Canguilhem, La connaissance de la vie.

Georges Canguilhem est un médecin et philosophe français né en 1904 et mort en 1995. Ses travaux se situent dans la continuité de l’œuvre de Bachelard. Il est le premier représentant de l’épistémologie biologique en France et a analysé d’un point de vue historique et critique tout ce qui pouvait faire obstacle au développement scientifique.
La connaissance de la vie est un recueil d’articles publiés en 1952, consacrés à la médecine et aux sciences biologiques.
L’ouvrage se divise en trois parties : l’étude de la méthode en biologie, l’histoire de la théorie cellulaire et enfin les rapports entre la philosophie et la biologie.

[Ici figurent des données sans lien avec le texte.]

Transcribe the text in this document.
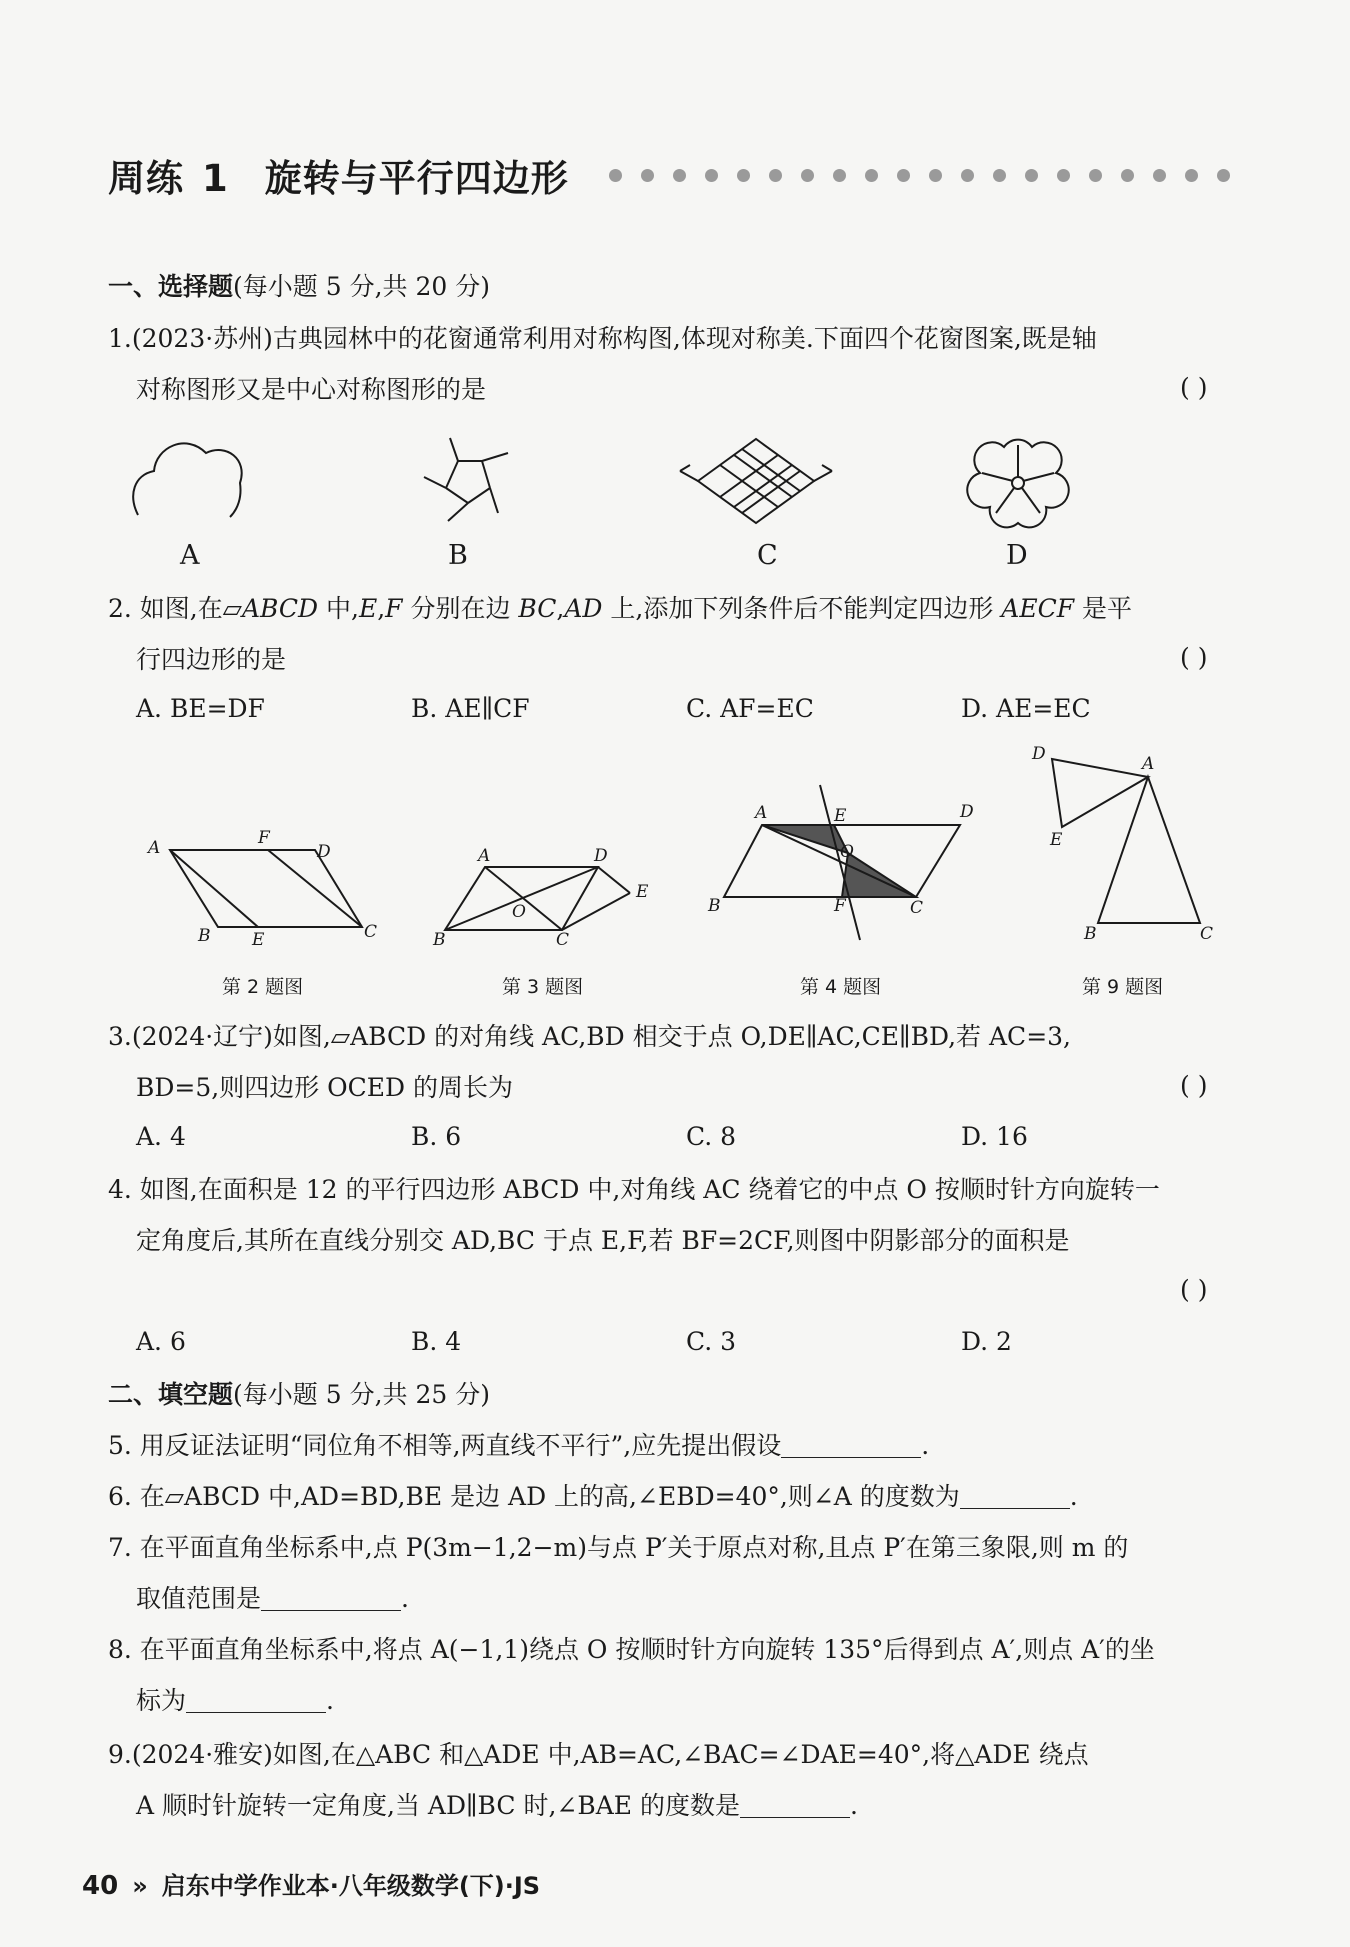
周练 1 旋转与平行四边形
一、选择题(每小题 5 分,共 20 分)
1.(2023·苏州)古典园林中的花窗通常利用对称构图,体现对称美.下面四个花窗图案,既是轴
对称图形又是中心对称图形的是	( )
A	B	C	D
2. 如图,在▱ABCD 中,E,F 分别在边 BC,AD 上,添加下列条件后不能判定四边形 AECF 是平
行四边形的是	( )
A. BE=DF	B. AE∥CF	C. AF=EC	D. AE=EC
A	F
D
B E	C
A	D
E
O
B	C
A	E	D
O
B	F	C
D	A
E
B	C
第 2 题图	第 3 题图	第 4 题图	第 9 题图
3.(2024·辽宁)如图,▱ABCD 的对角线 AC,BD 相交于点 O,DE∥AC,CE∥BD,若 AC=3,
BD=5,则四边形 OCED 的周长为	( )
A. 4	B. 6	C. 8	D. 16
4. 如图,在面积是 12 的平行四边形 ABCD 中,对角线 AC 绕着它的中点 O 按顺时针方向旋转一
定角度后,其所在直线分别交 AD,BC 于点 E,F,若 BF=2CF,则图中阴影部分的面积是
( )
A. 6	B. 4	C. 3	D. 2
二、填空题(每小题 5 分,共 25 分)
5. 用反证法证明“同位角不相等,两直线不平行”,应先提出假设	.
6. 在▱ABCD 中,AD=BD,BE 是边 AD 上的高,∠EBD=40°,则∠A 的度数为	.
7. 在平面直角坐标系中,点 P(3m−1,2−m)与点 P′关于原点对称,且点 P′在第三象限,则 m 的
取值范围是	.
8. 在平面直角坐标系中,将点 A(−1,1)绕点 O 按顺时针方向旋转 135°后得到点 A′,则点 A′的坐
标为	.
9.(2024·雅安)如图,在△ABC 和△ADE 中,AB=AC,∠BAC=∠DAE=40°,将△ADE 绕点
A 顺时针旋转一定角度,当 AD∥BC 时,∠BAE 的度数是	.
40 » 启东中学作业本·八年级数学(下)·JS
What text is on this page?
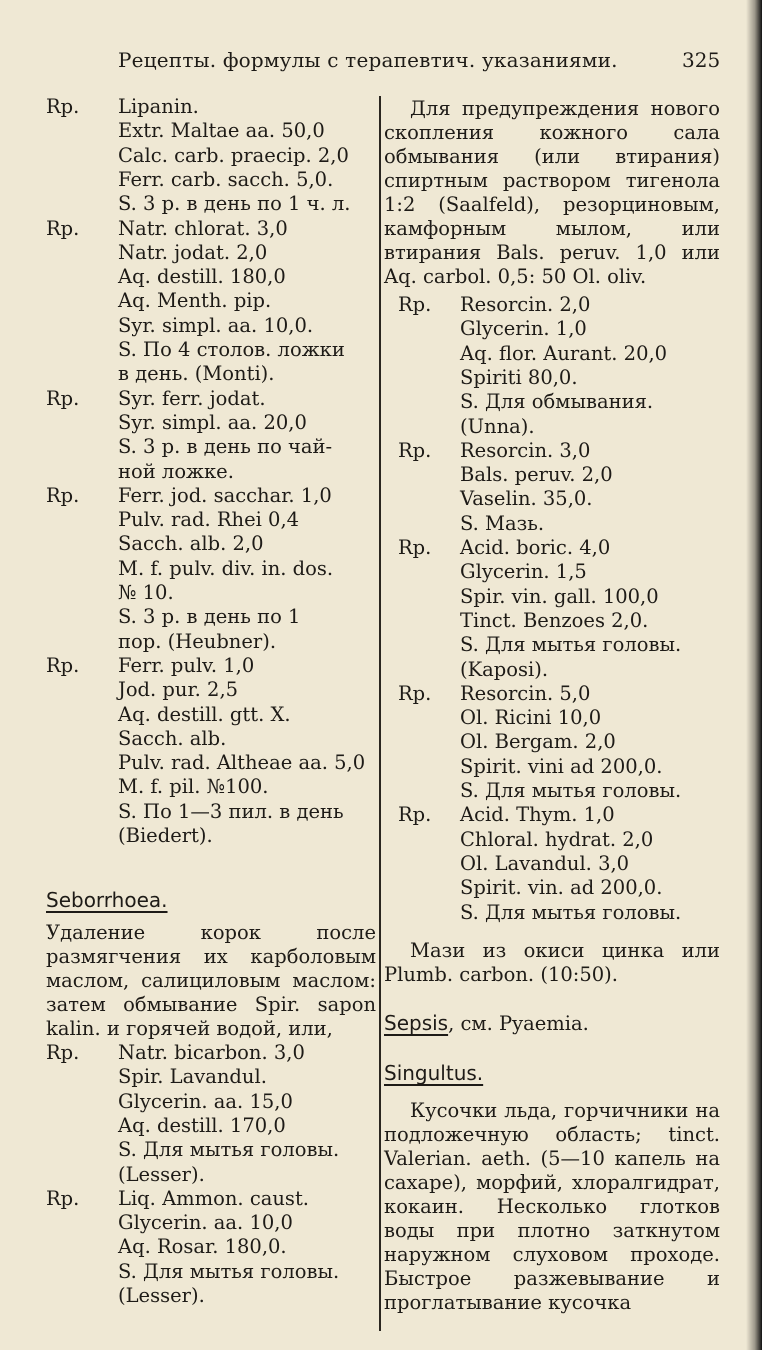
Рецепты. формулы с терапевтич. указаниями.	325
Rp. Lipanin.
Extr. Maltae aa. 50,0
Calc. carb. praecip. 2,0
Ferr. carb. sacch. 5,0.
S. 3 р. в день по 1 ч. л.
Rp. Natr. chlorat. 3,0
Natr. jodat. 2,0
Aq. destill. 180,0
Aq. Menth. pip.
Syr. simpl. aa. 10,0.
S. По 4 столов. ложки
в день. (Monti).
Rp. Syr. ferr. jodat.
Syr. simpl. aa. 20,0
S. 3 р. в день по чай-
ной ложке.
Rp. Ferr. jod. sacchar. 1,0
Pulv. rad. Rhei 0,4
Sacch. alb. 2,0
M. f. pulv. div. in. dos.
№ 10.
S. 3 р. в день по 1
пор. (Heubner).
Rp. Ferr. pulv. 1,0
Jod. pur. 2,5
Aq. destill. gtt. X.
Sacch. alb.
Pulv. rad. Altheae aa. 5,0
M. f. pil. №100.
S. По 1—3 пил. в день
(Biedert).
Seborrhoea.
Удаление корок после размягчения их карболовым маслом, салициловым маслом: затем обмывание Spir. sapon kalin. и горячей водой, или,
Rp. Natr. bicarbon. 3,0
Spir. Lavandul.
Glycerin. aa. 15,0
Aq. destill. 170,0
S. Для мытья головы.
(Lesser).
Rp. Liq. Ammon. caust.
Glycerin. aa. 10,0
Aq. Rosar. 180,0.
S. Для мытья головы.
(Lesser).
Для предупреждения нового скопления кожного сала обмывания (или втирания) спиртным раствором тигенола 1:2 (Saalfeld), резорциновым, камфорным мылом, или втирания Bals. peruv. 1,0 или Aq. carbol. 0,5: 50 Ol. oliv.
Rp. Resorcin. 2,0
Glycerin. 1,0
Aq. flor. Aurant. 20,0
Spiriti 80,0.
S. Для обмывания.
(Unna).
Rp. Resorcin. 3,0
Bals. peruv. 2,0
Vaselin. 35,0.
S. Мазь.
Rp. Acid. boric. 4,0
Glycerin. 1,5
Spir. vin. gall. 100,0
Tinct. Benzoes 2,0.
S. Для мытья головы.
(Kaposi).
Rp. Resorcin. 5,0
Ol. Ricini 10,0
Ol. Bergam. 2,0
Spirit. vini ad 200,0.
S. Для мытья головы.
Rp. Acid. Thym. 1,0
Chloral. hydrat. 2,0
Ol. Lavandul. 3,0
Spirit. vin. ad 200,0.
S. Для мытья головы.
Мази из окиси цинка или Plumb. carbon. (10:50).
Sepsis, см. Pyaemia.
Singultus.
Кусочки льда, горчичники на подложечную область; tinct. Valerian. aeth. (5—10 капель на сахаре), морфий, хлоралгидрат, кокаин. Несколько глотков воды при плотно заткнутом наружном слуховом проходе. Быстрое разжевывание и проглатывание кусочка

Introduction : La pensée et le vivant

Canguilhem commence son ouvrage en disant « Connaitre c’est analyser ».
La connaissance, selon lui, c’est avant tout une analyse dans le but de quelque chose.
La pensée ne nous sert qu’à prendre du recul sur notre monde, et à nous questionner face aux obstacles qu’il présente.
Le monde étant un ensemble d’obstacles qui se posent à l’homme tout au long de sa vie, la connaissance est une manière de réduire la quantité d’obstacles, de les anticiper, de rendre plus facile le rapport de l’homme à son milieu.
« Elle est donc (la connaissance) une méthode générale pour la résolution directe ou indirecte des tensions entre l’homme et le milieu. »

 La connaissance et la pensée s’inscrivent donc dans la vie pour en éclaircir le sens, pour en rendre le cheminement plus facile.
La vie ne s’oppose donc pas à la pensée comme un vulgaire mécanisme. La vie n’est pas un mécanisme.
« La connaissance est fille de la peur humaine » : autrement dit, la connaissance nait de la peur des obstacles et est un outil pour les dissoudre ensuite dans un but d’organisation de l’expérience humaine.
On saisit donc ici une « relation universelle de la connaissance humaine à l’organisation vivante »


I) Méthode : L’expérimentation en biologie animale

Dans ce premier article, Canguilhem tente de montrer en quoi l’expérience est nécessaire à la science et notamment à la biologie.
Ce n’est que par l’expérimentation que l’on peut découvrir des fonctions biologiques.
L’expérimentation tient le rôle de la vérification des conclusions d’une théorie donnée.
De cette façon, c’est l’expérience qui nous permet de comprendre biologiquement un corps.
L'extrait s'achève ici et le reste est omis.